Francesco Di Mariano

Personal information
- Date of birth: 20 April 1996 (age 30)
- Place of birth: Palermo, Italy
- Height: 1.77 m (5 ft 10 in)
- Positions: Winger; second striker;

Team information
- Current team: Padova
- Number: 77

Youth career
- Lecce

Senior career*
- Years: Team / Apps / (Gls)
- 2012–2013: Lecce / 2 / (0)
- 2013–2016: Roma / 0 / (0)
- 2015: Ancona / 10 / (1)
- 2016: Monopoli / 18 / (3)
- 2016–2018: Novara / 53 / (4)
- 2018–2021: Venezia / 78 / (10)
- 2020: → Juve Stabia (loan) / 21 / (1)
- 2021–2022: Lecce / 29 / (5)
- 2022–2025: Palermo / 74 / (5)
- 2025–2026: Modena / 17 / (1)
- 2026–: Padova / 15 / (1)

= Francesco Di Mariano =

Italian footballer

Francesco Di Mariano (born 20 April 1996) is an Italian professional footballer who plays as a winger for club Padova.

==Career==
Di Mariano started playing football in Palermo, then at the age of 13 he left for Lecce. He made his professional debut with Lecce on 9 September 2012 against Cuneo in the Lega Pro Prima Divisione.

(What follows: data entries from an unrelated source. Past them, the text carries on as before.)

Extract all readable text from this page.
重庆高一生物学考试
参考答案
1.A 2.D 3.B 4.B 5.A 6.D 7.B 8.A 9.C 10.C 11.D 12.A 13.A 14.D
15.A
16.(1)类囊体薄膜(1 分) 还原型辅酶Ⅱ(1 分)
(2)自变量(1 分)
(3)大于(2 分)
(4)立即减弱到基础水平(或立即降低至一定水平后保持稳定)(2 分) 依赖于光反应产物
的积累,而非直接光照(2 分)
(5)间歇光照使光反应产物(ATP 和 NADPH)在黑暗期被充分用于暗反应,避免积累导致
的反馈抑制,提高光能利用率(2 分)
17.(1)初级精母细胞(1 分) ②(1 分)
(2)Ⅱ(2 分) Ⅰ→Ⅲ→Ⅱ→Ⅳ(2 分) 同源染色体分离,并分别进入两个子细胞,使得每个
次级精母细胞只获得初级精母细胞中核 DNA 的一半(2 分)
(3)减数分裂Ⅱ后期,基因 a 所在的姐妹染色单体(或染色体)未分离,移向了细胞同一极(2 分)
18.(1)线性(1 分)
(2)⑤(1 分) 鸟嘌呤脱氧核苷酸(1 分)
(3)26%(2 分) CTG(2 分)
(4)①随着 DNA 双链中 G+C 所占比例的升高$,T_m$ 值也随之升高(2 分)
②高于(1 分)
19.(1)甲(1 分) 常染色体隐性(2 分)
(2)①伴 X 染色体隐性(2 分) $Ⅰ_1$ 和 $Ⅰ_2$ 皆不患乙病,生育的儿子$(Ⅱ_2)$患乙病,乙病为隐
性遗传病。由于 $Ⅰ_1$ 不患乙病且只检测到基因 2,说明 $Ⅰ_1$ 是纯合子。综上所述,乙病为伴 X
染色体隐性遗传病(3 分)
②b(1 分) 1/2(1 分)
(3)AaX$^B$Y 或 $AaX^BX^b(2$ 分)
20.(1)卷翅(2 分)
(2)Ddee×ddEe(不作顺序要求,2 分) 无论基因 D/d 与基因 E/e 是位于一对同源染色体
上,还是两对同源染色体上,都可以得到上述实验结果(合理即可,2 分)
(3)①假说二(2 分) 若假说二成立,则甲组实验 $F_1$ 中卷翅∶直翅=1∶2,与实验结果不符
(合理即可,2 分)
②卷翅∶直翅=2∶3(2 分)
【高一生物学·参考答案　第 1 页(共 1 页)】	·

Following spells at Ancona and Monopoli on loan from Roma, Di Mariano joined Novara on 20 July 2016.

On 29 January 2020, he joined Juve Stabia on loan with an obligation to buy. He successively returned to Lecce, being part of the squad that won promotion to Serie A by the end of the 2021–22 Serie B campaign.

On 16 August 2022, Lecce announced Di Mariano had been transferred to his hometown club Palermo, signing a three-year contract for the Rosanero.

After three years with Palermo, on 23 July 2025 Di Mariano left for Modena, signing a two-year deal with the Canarini.

On 31 January 2026, Di Marino moved to Padova on a two-and-a-half-season deal.

==Personal life==
He is the nephew of Italian former footballer Salvatore Schillaci.